だがルイが剣を振るう際どうも様子がおかしい。まるで使い慣れていないのかこちらに受けてばかりで反撃してこない。
「お前いい加減に本気を出したらどうだ」
カレッジは鍔迫り合いしつつルイに問いかけた。
「何のことかわかりませんね」
「お前さっきから剣の運びが大剣を使い慣れてるとは思えないんだよ」
ルイは剣を弾き返すと、カレッジと距離を取った。
「さすがですね。よく観察している」
その時ドォンと地響きと似たような轟音と振動があたりに響いた。
「あっちも派手にやってるな。知ってるか・・・オリジンシリーズはその昔、魔物を倒すために作られたそうだ。お前の相方ようなバケモノを倒すにはピッタリだな」
「ビジネスパートナーですがね。私には主人がいますので」
ルイはそう話すと刀身と柄の部分を触ると何か金具を外すようなカチャという音がした。
「では私そろそろ本気をお出ししましょう」
ルイは大剣から持ち手を引き抜くと大剣の刀身が鞘のように抜け中からロングソードが出てきた。

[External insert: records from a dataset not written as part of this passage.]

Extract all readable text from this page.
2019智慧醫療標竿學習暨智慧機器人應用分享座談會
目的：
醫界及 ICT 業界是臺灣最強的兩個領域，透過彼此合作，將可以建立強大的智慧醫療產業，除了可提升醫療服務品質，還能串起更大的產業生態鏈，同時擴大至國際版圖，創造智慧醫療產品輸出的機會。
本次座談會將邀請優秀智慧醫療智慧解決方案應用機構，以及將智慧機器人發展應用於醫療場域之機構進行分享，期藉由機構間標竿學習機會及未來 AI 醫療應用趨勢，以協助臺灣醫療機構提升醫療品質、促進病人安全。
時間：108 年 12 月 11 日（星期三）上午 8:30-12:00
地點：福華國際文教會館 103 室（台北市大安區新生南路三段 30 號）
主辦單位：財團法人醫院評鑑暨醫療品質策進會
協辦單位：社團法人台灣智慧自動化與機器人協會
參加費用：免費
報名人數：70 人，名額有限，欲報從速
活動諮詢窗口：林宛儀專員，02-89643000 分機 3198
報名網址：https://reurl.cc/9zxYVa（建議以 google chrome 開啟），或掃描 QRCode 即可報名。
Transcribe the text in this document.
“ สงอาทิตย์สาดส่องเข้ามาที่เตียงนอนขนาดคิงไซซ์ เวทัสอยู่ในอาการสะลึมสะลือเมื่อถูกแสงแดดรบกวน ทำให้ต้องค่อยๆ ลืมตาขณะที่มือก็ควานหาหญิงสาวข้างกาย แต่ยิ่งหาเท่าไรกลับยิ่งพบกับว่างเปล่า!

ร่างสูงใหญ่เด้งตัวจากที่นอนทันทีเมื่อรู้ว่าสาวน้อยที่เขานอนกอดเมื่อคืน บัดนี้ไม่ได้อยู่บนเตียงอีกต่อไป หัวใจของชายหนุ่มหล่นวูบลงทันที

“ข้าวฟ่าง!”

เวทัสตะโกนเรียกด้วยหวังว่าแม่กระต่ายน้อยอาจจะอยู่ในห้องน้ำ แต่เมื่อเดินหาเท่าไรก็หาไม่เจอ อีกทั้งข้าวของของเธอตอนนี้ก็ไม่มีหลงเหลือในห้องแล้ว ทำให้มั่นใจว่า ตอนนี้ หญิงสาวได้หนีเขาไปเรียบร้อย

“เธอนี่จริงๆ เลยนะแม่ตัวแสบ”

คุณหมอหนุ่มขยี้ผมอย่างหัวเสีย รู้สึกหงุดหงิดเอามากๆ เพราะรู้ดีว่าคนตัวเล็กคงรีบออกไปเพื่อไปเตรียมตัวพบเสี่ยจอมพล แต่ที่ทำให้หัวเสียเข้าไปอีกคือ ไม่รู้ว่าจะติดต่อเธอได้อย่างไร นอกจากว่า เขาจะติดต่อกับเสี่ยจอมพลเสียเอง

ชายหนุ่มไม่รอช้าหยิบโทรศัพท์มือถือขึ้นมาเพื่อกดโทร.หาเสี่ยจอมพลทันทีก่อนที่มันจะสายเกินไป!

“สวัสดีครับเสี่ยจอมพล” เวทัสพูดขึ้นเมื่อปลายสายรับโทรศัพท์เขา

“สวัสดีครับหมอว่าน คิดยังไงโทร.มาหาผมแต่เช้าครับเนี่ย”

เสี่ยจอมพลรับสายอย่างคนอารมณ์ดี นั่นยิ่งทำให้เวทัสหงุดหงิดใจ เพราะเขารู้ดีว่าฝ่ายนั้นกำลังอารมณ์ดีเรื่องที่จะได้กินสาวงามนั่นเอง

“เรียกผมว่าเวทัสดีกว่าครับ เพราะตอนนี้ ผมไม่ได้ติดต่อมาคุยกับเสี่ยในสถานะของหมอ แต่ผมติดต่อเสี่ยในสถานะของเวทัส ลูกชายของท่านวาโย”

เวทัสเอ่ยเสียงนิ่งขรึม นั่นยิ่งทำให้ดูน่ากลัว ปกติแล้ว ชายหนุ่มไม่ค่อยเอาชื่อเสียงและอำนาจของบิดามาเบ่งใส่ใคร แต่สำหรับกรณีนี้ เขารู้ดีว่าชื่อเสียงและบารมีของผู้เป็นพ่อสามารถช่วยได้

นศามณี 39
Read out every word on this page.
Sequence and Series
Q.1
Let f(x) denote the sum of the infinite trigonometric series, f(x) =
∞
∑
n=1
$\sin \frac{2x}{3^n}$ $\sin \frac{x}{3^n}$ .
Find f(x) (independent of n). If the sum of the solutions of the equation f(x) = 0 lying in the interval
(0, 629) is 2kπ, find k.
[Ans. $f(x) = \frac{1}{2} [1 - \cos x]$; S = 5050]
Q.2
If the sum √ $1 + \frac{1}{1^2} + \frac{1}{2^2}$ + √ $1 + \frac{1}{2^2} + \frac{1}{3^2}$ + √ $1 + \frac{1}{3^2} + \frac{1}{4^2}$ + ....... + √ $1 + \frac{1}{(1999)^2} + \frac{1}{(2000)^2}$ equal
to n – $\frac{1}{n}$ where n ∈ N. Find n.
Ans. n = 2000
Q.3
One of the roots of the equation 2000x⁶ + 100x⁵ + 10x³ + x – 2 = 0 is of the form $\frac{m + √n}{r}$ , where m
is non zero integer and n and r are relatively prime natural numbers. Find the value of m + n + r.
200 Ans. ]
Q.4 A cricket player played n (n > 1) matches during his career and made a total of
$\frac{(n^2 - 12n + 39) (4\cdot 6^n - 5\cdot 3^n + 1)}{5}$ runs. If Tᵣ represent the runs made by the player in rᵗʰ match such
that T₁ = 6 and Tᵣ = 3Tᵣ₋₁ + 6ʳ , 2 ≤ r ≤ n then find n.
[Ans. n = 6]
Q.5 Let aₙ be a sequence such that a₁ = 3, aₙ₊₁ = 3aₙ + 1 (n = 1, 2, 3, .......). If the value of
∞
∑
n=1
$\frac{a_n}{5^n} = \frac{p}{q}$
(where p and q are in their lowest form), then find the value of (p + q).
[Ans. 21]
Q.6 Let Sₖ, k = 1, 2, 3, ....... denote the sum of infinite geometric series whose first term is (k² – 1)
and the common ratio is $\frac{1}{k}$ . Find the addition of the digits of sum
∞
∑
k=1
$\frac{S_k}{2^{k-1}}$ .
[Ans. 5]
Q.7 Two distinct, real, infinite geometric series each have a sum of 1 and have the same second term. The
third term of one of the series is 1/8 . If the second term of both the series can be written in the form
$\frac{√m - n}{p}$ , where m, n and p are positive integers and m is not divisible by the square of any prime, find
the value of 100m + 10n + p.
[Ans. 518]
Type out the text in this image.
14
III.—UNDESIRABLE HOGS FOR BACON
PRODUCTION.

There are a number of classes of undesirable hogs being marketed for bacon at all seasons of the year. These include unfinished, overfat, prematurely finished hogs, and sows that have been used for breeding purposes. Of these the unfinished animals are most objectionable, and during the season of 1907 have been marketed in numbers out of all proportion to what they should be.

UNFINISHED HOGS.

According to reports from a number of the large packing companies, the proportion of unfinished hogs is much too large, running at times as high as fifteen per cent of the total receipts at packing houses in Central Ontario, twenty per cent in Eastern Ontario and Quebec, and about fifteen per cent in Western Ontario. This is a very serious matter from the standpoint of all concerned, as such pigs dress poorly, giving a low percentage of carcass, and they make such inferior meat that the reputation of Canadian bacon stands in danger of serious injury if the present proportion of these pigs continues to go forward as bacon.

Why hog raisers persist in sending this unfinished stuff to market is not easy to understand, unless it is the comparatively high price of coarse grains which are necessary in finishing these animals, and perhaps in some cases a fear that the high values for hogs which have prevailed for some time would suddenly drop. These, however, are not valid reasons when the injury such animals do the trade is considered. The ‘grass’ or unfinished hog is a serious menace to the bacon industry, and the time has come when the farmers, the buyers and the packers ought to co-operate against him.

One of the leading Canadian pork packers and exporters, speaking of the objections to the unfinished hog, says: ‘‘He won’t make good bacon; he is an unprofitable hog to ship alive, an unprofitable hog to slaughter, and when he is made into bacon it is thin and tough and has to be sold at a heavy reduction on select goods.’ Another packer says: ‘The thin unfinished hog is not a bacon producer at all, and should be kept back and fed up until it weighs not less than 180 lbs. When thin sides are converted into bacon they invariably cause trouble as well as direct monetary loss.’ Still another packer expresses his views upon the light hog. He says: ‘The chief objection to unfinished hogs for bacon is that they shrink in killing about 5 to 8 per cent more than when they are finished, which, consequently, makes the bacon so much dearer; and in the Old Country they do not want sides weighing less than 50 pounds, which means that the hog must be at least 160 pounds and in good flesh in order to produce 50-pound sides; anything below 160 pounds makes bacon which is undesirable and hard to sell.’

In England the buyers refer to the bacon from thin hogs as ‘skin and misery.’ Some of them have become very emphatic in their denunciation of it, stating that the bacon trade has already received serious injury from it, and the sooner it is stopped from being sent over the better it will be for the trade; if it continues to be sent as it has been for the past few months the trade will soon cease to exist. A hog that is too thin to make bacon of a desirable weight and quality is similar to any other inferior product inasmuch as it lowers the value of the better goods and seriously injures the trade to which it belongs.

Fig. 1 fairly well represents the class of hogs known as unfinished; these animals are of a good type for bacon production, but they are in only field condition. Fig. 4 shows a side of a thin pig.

ロングソードは茨のような金色紋様が刀身にまで伸びたような見た目をしていた。
その剣を見てカレッジは目を見開いた。中からロングソードが出てきたからではない。
その剣に見覚えがあったからだ。
「お前・・・その剣どこで手に入れた!!」
「五年ほど前に戦利品として頂きました。この空間のレプリカに見覚えが?」
「そいつは・・・・・・俺の師匠を殺したレプリカだ!!」
「それはそれは、運命とは不思議なものですねぇ」
カレッジはルイに向かって白い剣を振り斬撃を飛ばした。
しかし、ルイはその場から動かずただロングソードを前にかざした。
すると空間にポッカリと穴が開いた。まるで地面が陥没したように空間が歪むと斬撃を飲み込んだ。
「やはり斬撃を飲み込んだか。五年前と同じだ」
「ではお言葉に甘えて本気でいきましょうか」
朝焼けの光に照らされながら二人が剣を構える
二人の間に緊張感が走ったその時。
突然女性の断末魔が聞こえてきた。
ラキュラスがリケイルに殺されたのだ。
「・・・どうやらラキュラス様は負けたようですね。勝負はお預けですね・・・ではまた」
「待て逃げる気か」
「ラキュラス様が亡くなられた以上戦う理由はありません。貴方も同じでしょう?」
そう言うとルイは空間のレプリカで空を斬ると空間が裂けるように捻じ曲がった。
「ではまたお会いしましょう」
その中にルイは入っていくと空間の歪みはまるで初めから何もなかったように元に戻った。
「あの狐男何者なんだ?」
その後カレッジはリケイルノ元に戻り倒れているリケイルを発見した。
リケイルに肩を貸しながら家に帰るのであった。